Panel Statement
Chair Persons: Lynn Hughes & Heather Kelley
Presenters: Cindy Poremba & Emma Westecott
This panel focuses on some of the most interesting developments in games and playable media. More specifically it will look at the recent surge in making independent games or game-like media art and artifacts. How does the indie moment in the games industry intersect with the rise of interest in playable media outside the industry (art games, game art, games as research, embodied play, new arcade games, lo-fi and retro games, diy….)? Panelists will provide a broad overview of current “gaminess” but will also be drawing on examples of their own art/design work. Papers will address the following types of questions:
- The relation between goal-based and free play models of games/playable media, as well examples of designing for appropriation. What is the relation between expressivity and rules? Whose expressivity? What does/could it mean to author playable media for appropriation? (Lynn Hughes)
- The rise of lo-fi games in the light of V.W Turner’s notions of the liminal & liminoid. Contemporary indie practice in the spaces between diy & artgames. (Emma Westecott)

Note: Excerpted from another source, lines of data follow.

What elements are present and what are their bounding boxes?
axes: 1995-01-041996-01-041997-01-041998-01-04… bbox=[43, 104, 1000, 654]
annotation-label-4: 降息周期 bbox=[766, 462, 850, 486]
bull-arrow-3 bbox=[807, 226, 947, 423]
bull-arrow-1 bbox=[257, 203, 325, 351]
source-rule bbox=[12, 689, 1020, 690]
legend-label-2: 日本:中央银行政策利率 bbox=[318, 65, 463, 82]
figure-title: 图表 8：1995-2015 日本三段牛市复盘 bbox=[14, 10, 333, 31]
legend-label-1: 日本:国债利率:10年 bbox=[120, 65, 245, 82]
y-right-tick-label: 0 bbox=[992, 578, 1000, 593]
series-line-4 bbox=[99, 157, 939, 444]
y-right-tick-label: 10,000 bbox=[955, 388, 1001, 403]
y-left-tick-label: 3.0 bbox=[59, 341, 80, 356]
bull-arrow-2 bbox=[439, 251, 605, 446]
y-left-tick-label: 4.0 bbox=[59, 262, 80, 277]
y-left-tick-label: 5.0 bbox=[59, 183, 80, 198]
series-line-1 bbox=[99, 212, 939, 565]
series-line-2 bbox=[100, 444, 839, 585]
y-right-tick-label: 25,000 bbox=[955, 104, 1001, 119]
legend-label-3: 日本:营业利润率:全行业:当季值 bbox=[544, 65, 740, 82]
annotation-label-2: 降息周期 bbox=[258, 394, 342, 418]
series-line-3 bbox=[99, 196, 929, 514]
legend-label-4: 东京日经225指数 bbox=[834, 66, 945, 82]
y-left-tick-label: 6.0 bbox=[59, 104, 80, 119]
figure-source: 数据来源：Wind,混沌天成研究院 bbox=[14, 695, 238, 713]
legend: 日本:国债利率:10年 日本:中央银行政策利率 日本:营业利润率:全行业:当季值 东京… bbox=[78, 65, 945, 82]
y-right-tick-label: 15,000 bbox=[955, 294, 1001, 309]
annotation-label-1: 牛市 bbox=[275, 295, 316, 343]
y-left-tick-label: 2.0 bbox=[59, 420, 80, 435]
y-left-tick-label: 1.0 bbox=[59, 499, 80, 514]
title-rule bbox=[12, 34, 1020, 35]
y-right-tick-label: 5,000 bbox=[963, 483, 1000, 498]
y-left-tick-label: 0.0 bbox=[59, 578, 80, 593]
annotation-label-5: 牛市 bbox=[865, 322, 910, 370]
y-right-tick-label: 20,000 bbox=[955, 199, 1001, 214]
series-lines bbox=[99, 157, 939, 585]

- How new arcade projects draw the play experience out into the exhibition environment. What are artists doing to re-imagine games for alternative social contexts? How can curators engage with the design of play -particularly in non-gallery spaces? (Cindy Poremba).
- What kind of soft and hard ware contributes to a pleasure experience.? How can we make sure game goals and sensual “goals” are mutually reinforcing? How might sex games be a forerunner of other “gamification” efforts where the goal is more than self-referential entertainment? (Heather Kelley)
- Lynn Hughes is Associate Dean for Research, Fine Arts, at Concordia University in Montreal, CA. She was instrumental in the structuring and funding of the Hexagram, Institute for Media Arts and Technology, the largest and most productive New Media hub in Canada. More recently she co-founded the Technoculture Art and Games Research Centre at Concordia in order to promote collaborative, interdisciplinary games research. Her current project is the design and production of a gesture based full body game.
- Heather Kelley, also known as moboid, is a media artist, curator, and game designer. Currently Ms. Kelley heads her interaction and experience design studio Perfect Plum. She is co-founder of Kokoromi,an experimental game collective, with whom she has produced and curated the renowned GAMMA event promoting experimental games as creative expression in a social context.